Katrin Heitmann et al 2015 ApJS 219 34. doi:10.1088/0067-0049/219/2/34

RCW 103

This is a three-color X-ray image taken by Chandra of the supernova remnant RCW 103. This supernova remnant is an unusual system: it’s young, but unlike other remnants of its age, metal-rich ejecta hadn’t previously been discovered in it. In this paper, Kari Frank (Pennsylvania State University) and collaborators analyze the three deepest Chandra observations of RCW 103 and find the first evidence for metal-rich ejecta emission scattered throughout the remnant. Their analyses also help to constrain the identity of the mysterious compact stellar object powering the remnant. In this image, red = 0.3–0.85 keV, green = 0.85–1.70 keV, and blue = 1.7–3.0 keV; click on the image for the full view. For more information and the original image, see the paper here:

Kari A. Frank et al 2015 ApJ 810 113 doi:10.1088/0004-637X/810/2/113.

coronal loops

This is an extreme ultraviolet image of NOAA Active Region 1283, as seen by the Atmospheric Imaging Assembly on board the Solar Dynamics Observatory.
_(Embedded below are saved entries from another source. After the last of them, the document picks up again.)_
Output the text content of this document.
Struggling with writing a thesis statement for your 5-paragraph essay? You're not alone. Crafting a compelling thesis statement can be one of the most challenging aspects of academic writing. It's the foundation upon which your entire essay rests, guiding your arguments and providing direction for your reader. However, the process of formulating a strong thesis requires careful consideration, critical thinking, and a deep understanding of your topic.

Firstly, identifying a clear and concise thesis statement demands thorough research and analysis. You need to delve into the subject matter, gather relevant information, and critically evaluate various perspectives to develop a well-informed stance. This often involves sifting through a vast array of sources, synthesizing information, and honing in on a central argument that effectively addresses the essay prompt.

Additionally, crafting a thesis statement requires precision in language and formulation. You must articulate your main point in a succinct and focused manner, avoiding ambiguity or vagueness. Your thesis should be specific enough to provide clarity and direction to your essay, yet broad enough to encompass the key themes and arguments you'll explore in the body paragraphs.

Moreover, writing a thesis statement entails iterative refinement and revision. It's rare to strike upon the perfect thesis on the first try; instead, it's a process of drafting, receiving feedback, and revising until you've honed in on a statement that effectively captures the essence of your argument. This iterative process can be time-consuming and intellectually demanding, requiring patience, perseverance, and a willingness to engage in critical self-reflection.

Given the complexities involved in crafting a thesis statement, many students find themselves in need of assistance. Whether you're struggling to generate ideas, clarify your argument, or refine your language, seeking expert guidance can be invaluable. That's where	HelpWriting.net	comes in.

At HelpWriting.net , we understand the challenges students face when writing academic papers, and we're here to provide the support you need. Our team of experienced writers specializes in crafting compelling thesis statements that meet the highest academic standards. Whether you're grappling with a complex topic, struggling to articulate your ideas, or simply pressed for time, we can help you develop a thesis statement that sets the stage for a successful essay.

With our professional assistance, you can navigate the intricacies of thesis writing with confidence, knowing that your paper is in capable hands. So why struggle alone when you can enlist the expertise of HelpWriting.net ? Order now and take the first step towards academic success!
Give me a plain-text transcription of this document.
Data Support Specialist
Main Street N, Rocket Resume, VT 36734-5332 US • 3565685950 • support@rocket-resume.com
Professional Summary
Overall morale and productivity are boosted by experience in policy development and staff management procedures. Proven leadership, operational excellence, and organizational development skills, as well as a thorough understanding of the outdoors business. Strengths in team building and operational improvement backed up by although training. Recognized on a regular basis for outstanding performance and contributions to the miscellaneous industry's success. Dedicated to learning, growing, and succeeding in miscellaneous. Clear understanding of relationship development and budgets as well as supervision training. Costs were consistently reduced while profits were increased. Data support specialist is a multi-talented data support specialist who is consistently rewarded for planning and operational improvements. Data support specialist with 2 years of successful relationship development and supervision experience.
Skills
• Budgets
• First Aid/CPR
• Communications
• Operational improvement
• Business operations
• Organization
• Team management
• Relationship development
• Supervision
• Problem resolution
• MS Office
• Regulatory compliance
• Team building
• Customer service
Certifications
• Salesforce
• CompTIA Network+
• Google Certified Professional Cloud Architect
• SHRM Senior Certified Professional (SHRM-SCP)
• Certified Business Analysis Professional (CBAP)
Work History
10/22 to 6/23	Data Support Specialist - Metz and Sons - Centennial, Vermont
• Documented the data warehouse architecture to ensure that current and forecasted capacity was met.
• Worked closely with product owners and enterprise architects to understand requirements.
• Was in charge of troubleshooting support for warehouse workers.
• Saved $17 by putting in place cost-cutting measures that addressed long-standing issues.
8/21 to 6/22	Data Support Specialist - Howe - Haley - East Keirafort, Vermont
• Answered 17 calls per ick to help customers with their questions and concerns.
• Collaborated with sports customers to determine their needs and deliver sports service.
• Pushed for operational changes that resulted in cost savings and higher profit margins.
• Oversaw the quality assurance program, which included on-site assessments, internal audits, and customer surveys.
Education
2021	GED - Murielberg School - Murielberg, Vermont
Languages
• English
The region in this image consists of two coronal loops embedded within the same coronal magnetic arcade. Rekha Jain and collaborators observed these loops oscillate while a wavefront, plotted on top of the image in white, passed through them. The oscillations were triggered by a nearby solar flare, and studying them can give us information about the properties of the coronal loops that we wouldn’t otherwise be able to measure. For more information and the original image, see the paper below.

Citation:

Rekha Jain et al. 2015 ApJ 804 L19 doi:10.1088/2041-8205/804/1/L19.